Decisão Terminativa de 2º Grau

Contratos Bancários 0003048-98.2016.8.18.0140


Decisão Terminativa

poder judiciário 
tribunal de justiça do estado do piauí
GABINETE DO Desembargador FERNANDO CARVALHO MENDES

PROCESSO Nº: 0003048-98.2016.8.18.0140
CLASSE: APELAÇÃO CÍVEL (198)
ASSUNTO(S): [Contratos Bancários]
APELANTE: ANTONIO MARTINS DE LIRA FILHO

APELADO: BV FINANCEIRA SA CREDITO FINANCIAMENTO E INVESTIMENTO


DECISÃO TERMINATIVA

 

Vistos etc.

Cuida-se de Apelação Cível interposta por ANTONIO MARTINS DE LIRA FILHO contra sentença, proferida nos autos da Ação Ordinária de Revisão de Cláusulas Contratuais c/c Pedido de Consignação de Valores Incontroversos com Pedido de Tutela Parcial Antecipada Liminarmente, ajuizada contra o BANCO BV FINANCEIRA S/A, por meio da qual o magistrado a quo houve por bem julgar extinto o processo com resolução do mérito, conforme art. no art. 330, IV c/c art. 321, todos do NCPC.

Compulsando os autos, vislumbra-se que o recurso de apelação fora interposto sem a devida comprovação do pagamento do preparo.

Devidamente intimado para pagamento das custas processuais (Id 3764702), quedou-se inerte a parte apelante. 

É o que importa relatar.

De início, mister se faz passar, de logo, ao juízo de admissibilidade do presente recurso.

O ordenamento pátrio trata desta matéria no caput do art. 1.007 do Código de Processo Civil, dispondo que o recorrente deve comprovar no ato da interposição do recurso a realização do respectivo preparo, sob pena de deserção. Dessa forma, o preparo deve ser realizado concomitantemente à interposição do recurso.

Assim, cumpre ter em mente que compete ao Relator, nos feitos que lhe forem distribuídos, “arquivar ou negar seguimento a pedido ou a recurso manifestamente intempestivo, incabível ou improcedente e, ainda quando contrariar a jurisprudência predominante do tribunal, ou for evidente a incompetência deste”.

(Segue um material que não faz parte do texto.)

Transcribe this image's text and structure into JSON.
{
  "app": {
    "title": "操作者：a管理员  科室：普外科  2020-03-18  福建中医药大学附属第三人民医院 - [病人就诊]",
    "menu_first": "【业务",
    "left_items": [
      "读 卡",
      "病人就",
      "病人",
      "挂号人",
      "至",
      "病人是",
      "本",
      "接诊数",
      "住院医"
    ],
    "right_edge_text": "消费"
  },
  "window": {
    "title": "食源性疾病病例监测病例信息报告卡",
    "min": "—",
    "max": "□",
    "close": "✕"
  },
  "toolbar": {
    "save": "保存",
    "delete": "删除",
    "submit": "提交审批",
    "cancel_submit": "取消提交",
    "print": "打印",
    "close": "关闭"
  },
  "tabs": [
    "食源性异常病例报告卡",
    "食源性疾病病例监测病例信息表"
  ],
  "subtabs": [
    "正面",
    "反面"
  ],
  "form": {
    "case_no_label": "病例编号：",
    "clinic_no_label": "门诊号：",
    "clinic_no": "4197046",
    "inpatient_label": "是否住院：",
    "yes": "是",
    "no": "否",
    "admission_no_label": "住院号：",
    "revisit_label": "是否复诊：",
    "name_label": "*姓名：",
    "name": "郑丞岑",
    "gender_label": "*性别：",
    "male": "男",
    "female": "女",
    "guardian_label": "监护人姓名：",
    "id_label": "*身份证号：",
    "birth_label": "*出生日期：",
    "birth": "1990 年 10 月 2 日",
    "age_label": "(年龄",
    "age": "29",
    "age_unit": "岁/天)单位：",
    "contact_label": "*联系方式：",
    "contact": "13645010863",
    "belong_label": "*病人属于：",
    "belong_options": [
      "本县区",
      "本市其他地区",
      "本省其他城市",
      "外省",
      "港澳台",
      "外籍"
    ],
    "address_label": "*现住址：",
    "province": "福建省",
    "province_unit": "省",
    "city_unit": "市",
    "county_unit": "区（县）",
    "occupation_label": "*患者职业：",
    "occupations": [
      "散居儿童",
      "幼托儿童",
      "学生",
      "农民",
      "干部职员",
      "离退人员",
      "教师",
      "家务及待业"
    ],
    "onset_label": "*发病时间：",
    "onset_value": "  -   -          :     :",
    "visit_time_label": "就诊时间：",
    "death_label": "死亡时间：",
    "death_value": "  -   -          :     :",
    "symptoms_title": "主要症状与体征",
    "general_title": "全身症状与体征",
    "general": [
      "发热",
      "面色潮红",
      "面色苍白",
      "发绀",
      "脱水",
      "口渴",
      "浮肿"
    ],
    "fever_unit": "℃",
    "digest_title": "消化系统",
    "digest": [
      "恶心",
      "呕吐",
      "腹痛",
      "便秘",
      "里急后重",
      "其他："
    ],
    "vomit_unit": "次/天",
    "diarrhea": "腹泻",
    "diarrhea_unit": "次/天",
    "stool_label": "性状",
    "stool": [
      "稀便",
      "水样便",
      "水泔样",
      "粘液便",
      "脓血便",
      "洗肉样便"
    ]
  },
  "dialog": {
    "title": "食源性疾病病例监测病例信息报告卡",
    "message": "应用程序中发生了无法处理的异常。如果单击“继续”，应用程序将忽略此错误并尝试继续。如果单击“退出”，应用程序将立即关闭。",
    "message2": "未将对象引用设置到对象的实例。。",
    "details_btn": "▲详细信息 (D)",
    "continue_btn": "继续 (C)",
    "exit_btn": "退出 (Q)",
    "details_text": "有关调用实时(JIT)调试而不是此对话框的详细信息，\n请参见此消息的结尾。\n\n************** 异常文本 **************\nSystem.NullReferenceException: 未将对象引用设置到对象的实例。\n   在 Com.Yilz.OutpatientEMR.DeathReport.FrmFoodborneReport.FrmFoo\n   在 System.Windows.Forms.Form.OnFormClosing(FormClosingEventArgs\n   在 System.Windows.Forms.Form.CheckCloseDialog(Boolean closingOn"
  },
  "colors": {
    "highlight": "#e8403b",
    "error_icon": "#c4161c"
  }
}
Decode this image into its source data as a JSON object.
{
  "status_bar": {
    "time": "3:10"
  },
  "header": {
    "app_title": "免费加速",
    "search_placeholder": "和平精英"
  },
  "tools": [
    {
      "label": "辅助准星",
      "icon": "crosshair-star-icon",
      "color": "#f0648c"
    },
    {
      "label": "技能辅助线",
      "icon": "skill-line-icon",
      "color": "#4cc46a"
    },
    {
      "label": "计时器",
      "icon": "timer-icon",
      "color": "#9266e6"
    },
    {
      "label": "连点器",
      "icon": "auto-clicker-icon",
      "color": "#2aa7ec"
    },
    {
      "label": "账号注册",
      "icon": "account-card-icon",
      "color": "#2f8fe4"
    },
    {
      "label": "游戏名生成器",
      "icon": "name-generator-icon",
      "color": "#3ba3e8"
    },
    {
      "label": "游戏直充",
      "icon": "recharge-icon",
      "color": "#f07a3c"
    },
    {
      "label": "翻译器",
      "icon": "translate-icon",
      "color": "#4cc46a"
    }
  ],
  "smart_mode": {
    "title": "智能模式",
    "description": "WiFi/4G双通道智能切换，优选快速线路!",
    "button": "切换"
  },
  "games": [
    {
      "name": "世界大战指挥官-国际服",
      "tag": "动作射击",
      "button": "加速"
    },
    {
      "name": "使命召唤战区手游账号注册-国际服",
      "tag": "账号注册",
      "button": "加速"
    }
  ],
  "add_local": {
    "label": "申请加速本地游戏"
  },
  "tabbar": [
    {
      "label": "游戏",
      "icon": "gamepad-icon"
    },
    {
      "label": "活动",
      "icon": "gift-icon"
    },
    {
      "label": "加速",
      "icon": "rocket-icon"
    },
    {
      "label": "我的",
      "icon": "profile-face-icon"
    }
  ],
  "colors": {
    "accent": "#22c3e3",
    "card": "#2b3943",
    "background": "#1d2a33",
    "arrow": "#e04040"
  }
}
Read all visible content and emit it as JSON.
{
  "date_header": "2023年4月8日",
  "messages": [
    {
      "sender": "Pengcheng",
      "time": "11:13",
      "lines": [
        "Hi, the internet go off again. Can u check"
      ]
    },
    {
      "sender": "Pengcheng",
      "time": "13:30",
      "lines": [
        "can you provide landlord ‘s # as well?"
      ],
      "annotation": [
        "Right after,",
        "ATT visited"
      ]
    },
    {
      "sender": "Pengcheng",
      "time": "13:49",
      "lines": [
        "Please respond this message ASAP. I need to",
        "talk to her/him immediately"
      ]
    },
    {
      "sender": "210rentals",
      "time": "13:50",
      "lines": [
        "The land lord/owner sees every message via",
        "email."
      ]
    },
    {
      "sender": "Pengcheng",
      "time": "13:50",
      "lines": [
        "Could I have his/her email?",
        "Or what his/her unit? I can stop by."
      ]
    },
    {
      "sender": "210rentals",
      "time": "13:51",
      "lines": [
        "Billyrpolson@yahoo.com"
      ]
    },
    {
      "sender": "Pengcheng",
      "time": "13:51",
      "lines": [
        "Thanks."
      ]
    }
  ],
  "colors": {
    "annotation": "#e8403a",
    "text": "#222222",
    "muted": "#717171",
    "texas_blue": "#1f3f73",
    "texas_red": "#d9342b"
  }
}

Essa é a dicção do art. 91, VI, do Regimento Interno do Tribunal de Justiça do Piauí, com a redação dada pela Resolução n. 003/99, que possui ressonância do art. 38 da Lei n. 8.038/90, que estabelece idênticos poderes no âmbito do STJ e do STF.

Ademais disso, ressalta-se que o art. 932, III, do CPC e o citado art. 91, VI do RITJ/PI, autorizam o relator a decidir se dará ou não seguimento ao recurso de forma monocrática, senão vejamos:

Art. 932.  Incumbe ao relator:

(...)

III - não conhecer de recurso inadmissível, prejudicado ou que não tenha impugnado especificamente os fundamentos da decisão recorrida; (grifo não autêntico)

Art. 91. Compete ao Relator, nos feitos que lhe forem distribuídos, além de outros deveres legais e deste Regimento:

(...)

VI – arquivar ou negar segmento a pedido ou a recurso manifestamente intempestivo, incabível ou improcedente e, ainda, quando contrariar a jurisprudência predominante do Tribunal, ou for evidente a incompetência deste;

O preparo, portanto, constitui requisito inafastável para a admissão do recurso, de modo que a sua interposição, desacompanhada do devido pagamento das custas, implica, como o exposto, a deserção.

Desse modo, examinando detidamente os autos do caso em tela, constato que não se afigura cumprido, pelo recorrente, o mencionado pressuposto recursal.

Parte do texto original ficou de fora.